The first was the Orsay Museum, which is home to some of the most important works of the Impressionist and Post-Impressionist eras. Their collection includes some of the most well-known pieces by legendary artists such as Renoir, Monet, and Cezanne. But what really stood out during my time there was Vincent van Gogh’s self portrait from September 1889. The painting is one I’d seen and heard about numerous times but to see it in person, with all of its aged character and still vibrant colors was something special. It’s not an exaggeration to say that seeing it up close was an unexpectedly emotional experience. It’s also important for me to tell you that this painting was hanging in a nondescript room with a number of other extraordinary paintings. I stood right in front it, enjoying its brilliance just inches from my nose. There was a line on the floor less than a foot from the wall with instructions to stay behind it but beyond that, there wasn’t much keeping me from getting up close and personal with the painting.

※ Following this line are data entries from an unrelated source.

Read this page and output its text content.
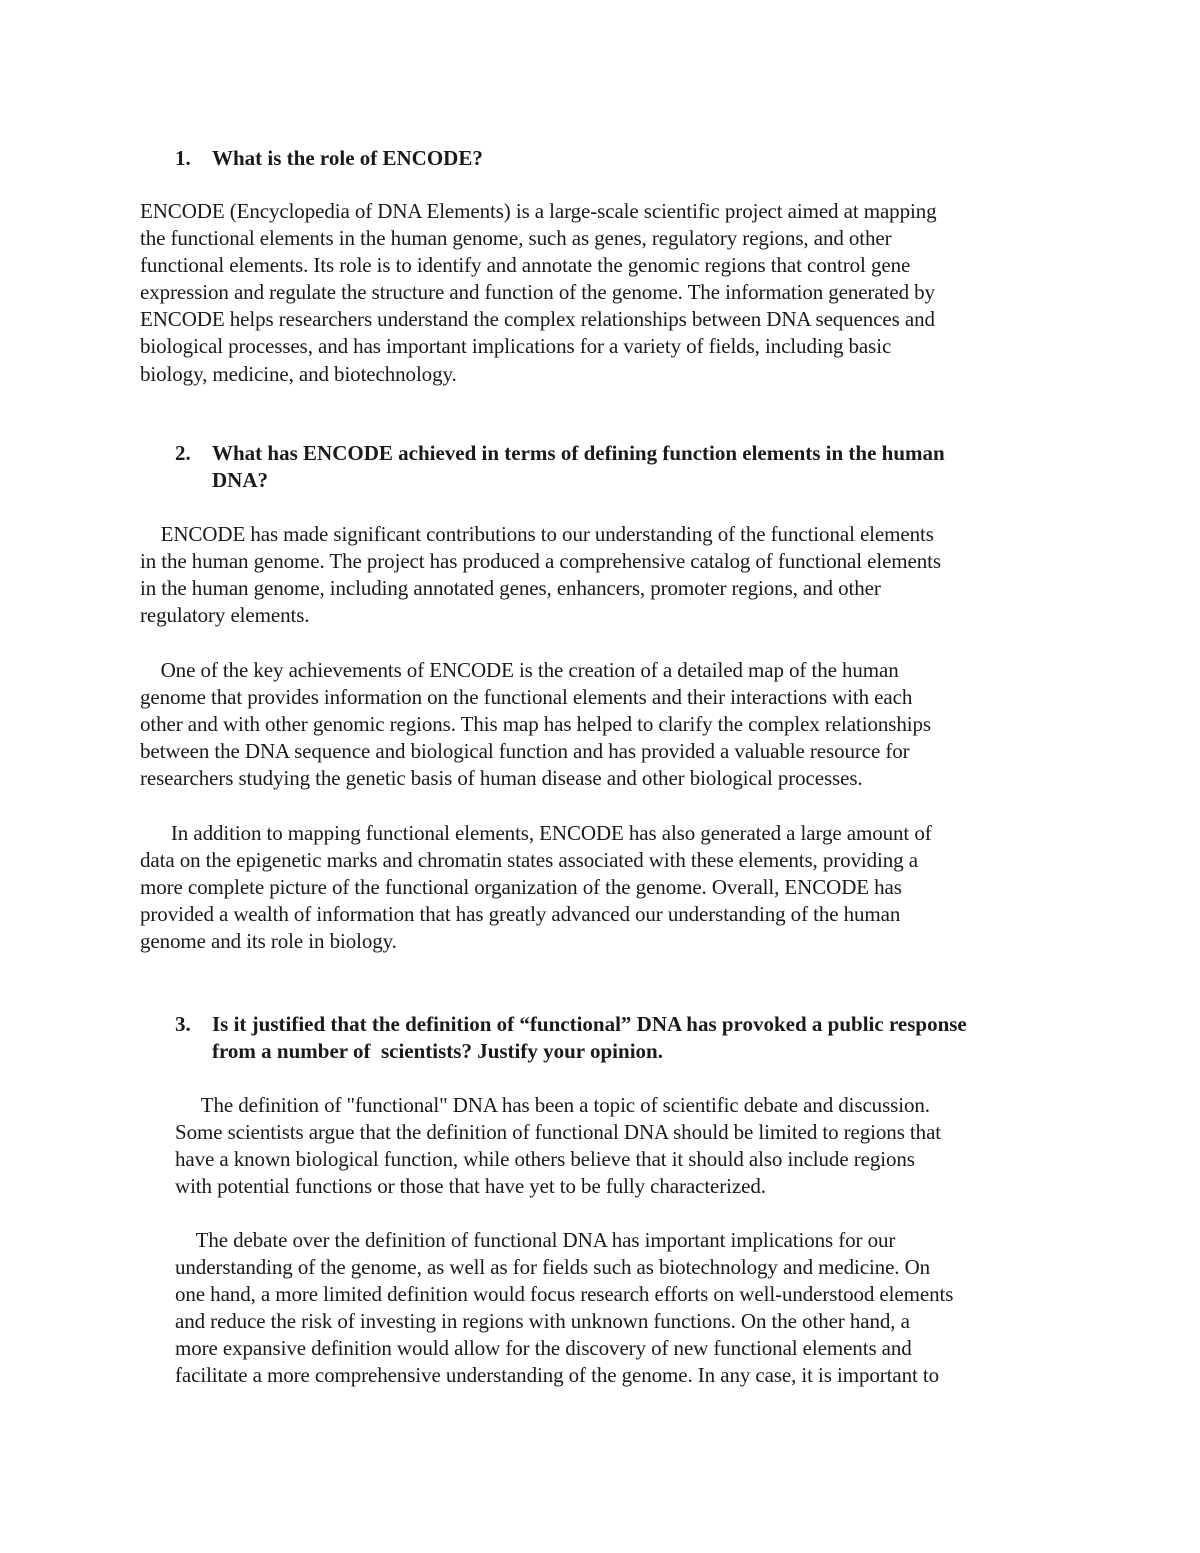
1. What is the role of ENCODE?
ENCODE (Encyclopedia of DNA Elements) is a large-scale scientific project aimed at mapping
the functional elements in the human genome, such as genes, regulatory regions, and other
functional elements. Its role is to identify and annotate the genomic regions that control gene
expression and regulate the structure and function of the genome. The information generated by
ENCODE helps researchers understand the complex relationships between DNA sequences and
biological processes, and has important implications for a variety of fields, including basic
biology, medicine, and biotechnology.
2. What has ENCODE achieved in terms of defining function elements in the human
DNA?
ENCODE has made significant contributions to our understanding of the functional elements
in the human genome. The project has produced a comprehensive catalog of functional elements
in the human genome, including annotated genes, enhancers, promoter regions, and other
regulatory elements.
One of the key achievements of ENCODE is the creation of a detailed map of the human
genome that provides information on the functional elements and their interactions with each
other and with other genomic regions. This map has helped to clarify the complex relationships
between the DNA sequence and biological function and has provided a valuable resource for
researchers studying the genetic basis of human disease and other biological processes.
In addition to mapping functional elements, ENCODE has also generated a large amount of
data on the epigenetic marks and chromatin states associated with these elements, providing a
more complete picture of the functional organization of the genome. Overall, ENCODE has
provided a wealth of information that has greatly advanced our understanding of the human
genome and its role in biology.
3. Is it justified that the definition of “functional” DNA has provoked a public response
from a number of  scientists? Justify your opinion.
The definition of "functional" DNA has been a topic of scientific debate and discussion.
Some scientists argue that the definition of functional DNA should be limited to regions that
have a known biological function, while others believe that it should also include regions
with potential functions or those that have yet to be fully characterized.
The debate over the definition of functional DNA has important implications for our
understanding of the genome, as well as for fields such as biotechnology and medicine. On
one hand, a more limited definition would focus research efforts on well-understood elements
and reduce the risk of investing in regions with unknown functions. On the other hand, a
more expansive definition would allow for the discovery of new functional elements and
facilitate a more comprehensive understanding of the genome. In any case, it is important to
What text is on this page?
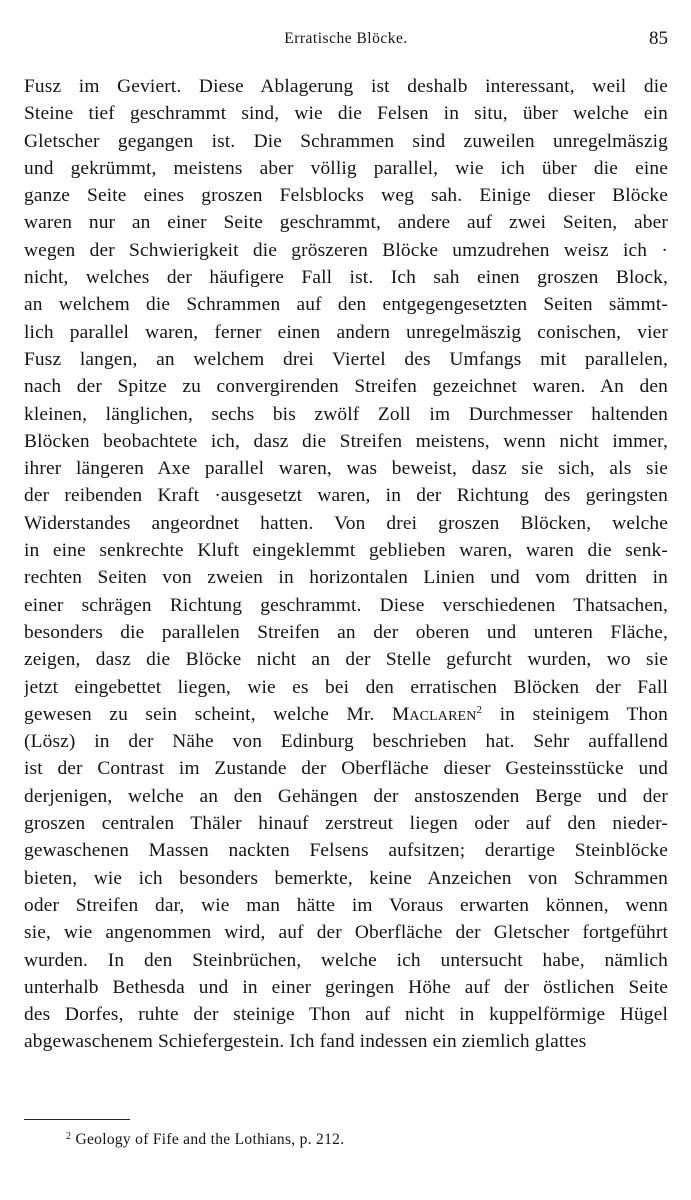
Erratische Blöcke.	85
Fusz im Geviert. Diese Ablagerung ist deshalb interessant, weil die
Steine tief geschrammt sind, wie die Felsen in situ, über welche ein
Gletscher gegangen ist. Die Schrammen sind zuweilen unregelmäszig
und gekrümmt, meistens aber völlig parallel, wie ich über die eine
ganze Seite eines groszen Felsblocks weg sah. Einige dieser Blöcke
waren nur an einer Seite geschrammt, andere auf zwei Seiten, aber
wegen der Schwierigkeit die gröszeren Blöcke umzudrehen weisz ich ·
nicht, welches der häufigere Fall ist. Ich sah einen groszen Block,
an welchem die Schrammen auf den entgegengesetzten Seiten sämmt-
lich parallel waren, ferner einen andern unregelmäszig conischen, vier
Fusz langen, an welchem drei Viertel des Umfangs mit parallelen,
nach der Spitze zu convergirenden Streifen gezeichnet waren. An den
kleinen, länglichen, sechs bis zwölf Zoll im Durchmesser haltenden
Blöcken beobachtete ich, dasz die Streifen meistens, wenn nicht immer,
ihrer längeren Axe parallel waren, was beweist, dasz sie sich, als sie
der reibenden Kraft ·ausgesetzt waren, in der Richtung des geringsten
Widerstandes angeordnet hatten. Von drei groszen Blöcken, welche
in eine senkrechte Kluft eingeklemmt geblieben waren, waren die senk-
rechten Seiten von zweien in horizontalen Linien und vom dritten in
einer schrägen Richtung geschrammt. Diese verschiedenen Thatsachen,
besonders die parallelen Streifen an der oberen und unteren Fläche,
zeigen, dasz die Blöcke nicht an der Stelle gefurcht wurden, wo sie
jetzt eingebettet liegen, wie es bei den erratischen Blöcken der Fall
gewesen zu sein scheint, welche Mr. Maclaren$^2$ in steinigem Thon
(Lösz) in der Nähe von Edinburg beschrieben hat. Sehr auffallend
ist der Contrast im Zustande der Oberfläche dieser Gesteinsstücke und
derjenigen, welche an den Gehängen der anstoszenden Berge und der
groszen centralen Thäler hinauf zerstreut liegen oder auf den nieder-
gewaschenen Massen nackten Felsens aufsitzen; derartige Steinblöcke
bieten, wie ich besonders bemerkte, keine Anzeichen von Schrammen
oder Streifen dar, wie man hätte im Voraus erwarten können, wenn
sie, wie angenommen wird, auf der Oberfläche der Gletscher fortgeführt
wurden. In den Steinbrüchen, welche ich untersucht habe, nämlich
unterhalb Bethesda und in einer geringen Höhe auf der östlichen Seite
des Dorfes, ruhte der steinige Thon auf nicht in kuppelförmige Hügel
abgewaschenem Schiefergestein. Ich fand indessen ein ziemlich glattes
$^2$ Geology of Fife and the Lothians, p. 212.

The second museum we visited was the world famous Louvre. Home to many of the most well known pieces of art in the world, the Louvre is more a frenzied marketplace than a museum. The sheer size of the place is only surpassed by the chaos inside. People stand shoulder to shoulder, vying for just a glimpse of the really “important stuff”, while rushing past all of the incredible works they never saw in their art history 101 textbooks in college. Sadly I must admit that I was one of these people. But I paused when I arrived at the room showcasing the Mona Lisa. My ridiculous rush was halted by something even more ridiculous. All the anticipation of seeing the world’s most famous painting had built to this. A noisy room full of hundreds of people, cameras armed and ready, taking pictures, fighting the crowd to capture the moment on film, as if proof that one was in the same room as the Mona Lisa would somehow validate a certain sophistication. I caved. I took my camera and fought to get the perfect shot. And afterwards, I felt embarrassed. But the worst part of it was that I did not really enjoy the Mona Lisa. I did not enjoy her the way I did van Gogh’s self portrait. I did not see or connect emotionally with her the way I did with the van Gogh. And it wasn’t just the crowd, the noise, or the urge to snap a photo. It was the fact that the Mona Lisa is hung inside of a climate-controlled encasing behind bulletproof glass, with two guards standing nearby on both sides.
As a pastor and teacher, my calling is to invite people to get up close and personal with the truth of a loving God who desires an ongoing, personal relationship with every single one of us. My job is to create the space for this truth to firmly grip those who come in contact with it. And if I am doing this job well, people will experience God the way I experienced van Gogh’s portrait – intimately, personally, emotionally. But with miserable frequency, I find myself expressing this truth like the Mona Lisa at the Louvre. I rush people in, try to give them a distant glimpse of something marvelous, all the while making certain that they don’t get too close for fear of them tainting it somehow. Often, I am more concerned with the number of people in the room than the depth of their experience. This must change. Just as art is designed to be experienced up close and personal, God is a mystery we’ve been invited to sink into deeply and intimately. If I am presenting him as an untouchable relic behind bulletproof glass, to be seen at a distance but never touched, than I am grossly misunderstanding and abusing my role.